Teague’s team also studied the dust gaps in the disk of HD 163296, and concluded they provided only circumstantial evidence of the presence of protoplanets. What’s more, that kind of detection could not be used to accurately estimate the masses of the planets.

“Since other mechanisms can also produce ringed gaps in a protoplanetary disk,” he said, “it is impossible to say conclusively that planets are there by merely looking at the overall structure of the disk.”

But studying the behavior of the gas allowed for a much greater degree of confidence.

ALMA images of details in the planet-forming disk around a nearby sun-like star, TW Hydrae, including a gap at the same distance from the star as the Earth is from the Sun, suggesting a planet might be forming.
These earlier images from ALMA reveal details in the planet-forming disk around a nearby sun-like star, TW Hydrae, including an intriguing gap at the same distance from the star as the Earth is from the sun. This structure may mean that an infant version of our home planet is beginning to form there, although these dust gaps are considered to be suggestive rather than conclusive.Image credit: S. Andrews; Harvard-Smithsonian CfA, ALMA (ESO/NAOJ/NRAO)}ALMA.

The team led by Teague identified two distinctive planet-like patterns in the disk, one at approximately 80 astronomical units (AU) from the star and the other at 140 AU. (An astronomical unit is the average distance from the Earth to the sun.) The other team, led by Pinte, identified the third at about 260 AU from the star. The astronomers calculate that all three planets are similar in mass to Jupiter.

The two teams used variations on the same technique, which looked at anomalies in the flow of the gas – as seen in the shifting wavelengths of the CO emission — that would indicate it was interacting with a massive object.

Teague and his team measured variations in the gas’s velocity. This revealed the impact of several planets on the gas motion nearer to the star.
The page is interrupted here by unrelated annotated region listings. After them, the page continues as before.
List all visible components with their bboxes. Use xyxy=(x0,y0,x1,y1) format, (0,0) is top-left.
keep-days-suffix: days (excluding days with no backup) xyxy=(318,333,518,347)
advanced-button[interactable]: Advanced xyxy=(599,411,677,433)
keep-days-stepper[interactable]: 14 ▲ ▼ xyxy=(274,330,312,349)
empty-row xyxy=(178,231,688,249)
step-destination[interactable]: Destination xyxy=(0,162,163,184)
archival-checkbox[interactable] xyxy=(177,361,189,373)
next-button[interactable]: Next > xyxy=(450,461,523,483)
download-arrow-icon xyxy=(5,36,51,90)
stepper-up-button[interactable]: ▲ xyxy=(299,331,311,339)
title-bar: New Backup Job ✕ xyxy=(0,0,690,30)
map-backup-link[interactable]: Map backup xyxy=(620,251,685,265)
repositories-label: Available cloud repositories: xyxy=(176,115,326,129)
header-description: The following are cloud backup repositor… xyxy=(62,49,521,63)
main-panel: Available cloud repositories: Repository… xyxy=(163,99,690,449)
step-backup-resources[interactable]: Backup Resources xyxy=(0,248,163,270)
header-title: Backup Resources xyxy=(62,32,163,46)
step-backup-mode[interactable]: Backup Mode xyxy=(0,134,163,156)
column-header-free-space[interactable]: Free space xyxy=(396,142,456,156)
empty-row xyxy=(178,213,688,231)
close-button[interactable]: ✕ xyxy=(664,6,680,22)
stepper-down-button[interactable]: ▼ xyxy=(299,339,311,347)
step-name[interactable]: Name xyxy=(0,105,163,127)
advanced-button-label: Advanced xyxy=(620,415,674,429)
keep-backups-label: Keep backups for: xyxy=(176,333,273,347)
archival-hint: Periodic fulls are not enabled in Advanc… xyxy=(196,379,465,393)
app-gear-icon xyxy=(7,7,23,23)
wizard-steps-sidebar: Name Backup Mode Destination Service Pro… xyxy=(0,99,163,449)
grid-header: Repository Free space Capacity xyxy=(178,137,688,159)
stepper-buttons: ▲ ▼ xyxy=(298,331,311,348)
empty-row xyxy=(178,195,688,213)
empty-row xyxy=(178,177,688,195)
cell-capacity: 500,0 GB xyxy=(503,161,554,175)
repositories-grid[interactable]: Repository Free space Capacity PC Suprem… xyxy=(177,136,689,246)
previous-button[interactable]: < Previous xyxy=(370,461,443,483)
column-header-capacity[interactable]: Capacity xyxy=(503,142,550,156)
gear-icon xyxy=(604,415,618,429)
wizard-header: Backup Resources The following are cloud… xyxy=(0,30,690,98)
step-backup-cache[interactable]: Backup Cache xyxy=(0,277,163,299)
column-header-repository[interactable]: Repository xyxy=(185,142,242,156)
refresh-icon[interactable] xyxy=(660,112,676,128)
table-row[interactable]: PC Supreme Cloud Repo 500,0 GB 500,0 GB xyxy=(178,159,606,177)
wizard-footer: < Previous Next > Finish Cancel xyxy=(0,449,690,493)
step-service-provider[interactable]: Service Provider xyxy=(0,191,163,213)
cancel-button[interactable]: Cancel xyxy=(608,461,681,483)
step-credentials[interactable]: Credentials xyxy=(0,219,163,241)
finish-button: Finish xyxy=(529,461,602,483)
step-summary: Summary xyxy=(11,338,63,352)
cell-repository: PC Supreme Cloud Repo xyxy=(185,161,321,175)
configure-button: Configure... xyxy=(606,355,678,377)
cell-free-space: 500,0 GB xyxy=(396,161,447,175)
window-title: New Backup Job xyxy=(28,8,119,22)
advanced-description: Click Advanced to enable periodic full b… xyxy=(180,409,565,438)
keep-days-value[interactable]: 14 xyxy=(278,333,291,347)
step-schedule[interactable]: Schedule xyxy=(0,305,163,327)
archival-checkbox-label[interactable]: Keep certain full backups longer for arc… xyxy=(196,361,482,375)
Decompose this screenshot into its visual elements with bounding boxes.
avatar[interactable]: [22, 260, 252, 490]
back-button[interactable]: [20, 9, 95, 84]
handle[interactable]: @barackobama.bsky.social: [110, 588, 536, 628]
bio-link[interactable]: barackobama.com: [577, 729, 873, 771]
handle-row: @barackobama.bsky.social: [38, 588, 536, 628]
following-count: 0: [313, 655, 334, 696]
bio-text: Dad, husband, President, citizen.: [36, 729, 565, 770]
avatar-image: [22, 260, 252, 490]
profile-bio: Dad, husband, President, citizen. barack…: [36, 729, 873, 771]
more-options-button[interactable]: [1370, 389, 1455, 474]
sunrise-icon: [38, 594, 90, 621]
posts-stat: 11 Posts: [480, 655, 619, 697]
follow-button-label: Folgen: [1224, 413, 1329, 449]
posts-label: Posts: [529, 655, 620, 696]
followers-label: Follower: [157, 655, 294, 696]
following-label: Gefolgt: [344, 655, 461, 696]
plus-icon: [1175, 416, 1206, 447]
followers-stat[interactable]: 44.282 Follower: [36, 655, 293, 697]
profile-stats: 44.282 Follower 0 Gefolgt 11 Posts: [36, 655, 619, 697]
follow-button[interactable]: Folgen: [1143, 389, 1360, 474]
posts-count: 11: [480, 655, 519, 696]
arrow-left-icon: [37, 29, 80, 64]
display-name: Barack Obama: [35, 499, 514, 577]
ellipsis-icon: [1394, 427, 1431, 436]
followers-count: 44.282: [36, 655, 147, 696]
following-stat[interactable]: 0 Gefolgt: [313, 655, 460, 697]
Pinte and his team more directly measured the gas’s actual velocity, which is better precise method when studying the outer portion of the disk and can more accurately pinpoint the location of a potential planet.

“Although dust plays an important role in planet formation and provides invaluable information, gas accounts for 99 percent of a protoplanetary disks’ mass,” said coauthor Jaehan Bae of the Carnegie Institute for Science.

Composite image of the protoplanetary disk around HD 163296. Red is the dust of the disk. The blue disk is carbon monoxide gas. ALMA observed dips in the concentration and behavior of carbon monoxide, suggesting the presence of planets being formed.
Composite image of the protoplanetary disk surrounding the young star HD 163296. The inner red area shows the dust of the protoplanetary disk. The broader blue disk is the carbon monoxide gas in the system. ALMA observed dips in the concentration and behavior of carbon monoxide in outer portions of the disk, strongly suggesting the presence of planets being formed.Image credit: ALMA (ESO/NAOJ/NRAO); A. Isella; B. Saxton (NRAO/AUI/NSF).

So while those images of patterns within the concentric rings of a protoplanetary disk are compelling and seem to be telling an important story, it’s actually the gas that is the key.

This is all an important coup for ALMA, which saw its first light in 2013. The observatory was not designed with protoplanet detection and characterization as a primary goal, but it is now front and center.

Coauthor Til Birnstiel of the University Observatory of Munich said the precision provided by ALMA is “mind boggling.” In a system where gas rotates at about 5 kilometers per second, he said, ALMA detected velocity changes as small as a few meters per second.

“Oftentimes in science, ideas turn out not to work or assumptions turn out to be wrong,” he said. “This is one of the cases where the results are much more exciting than what I had imagined.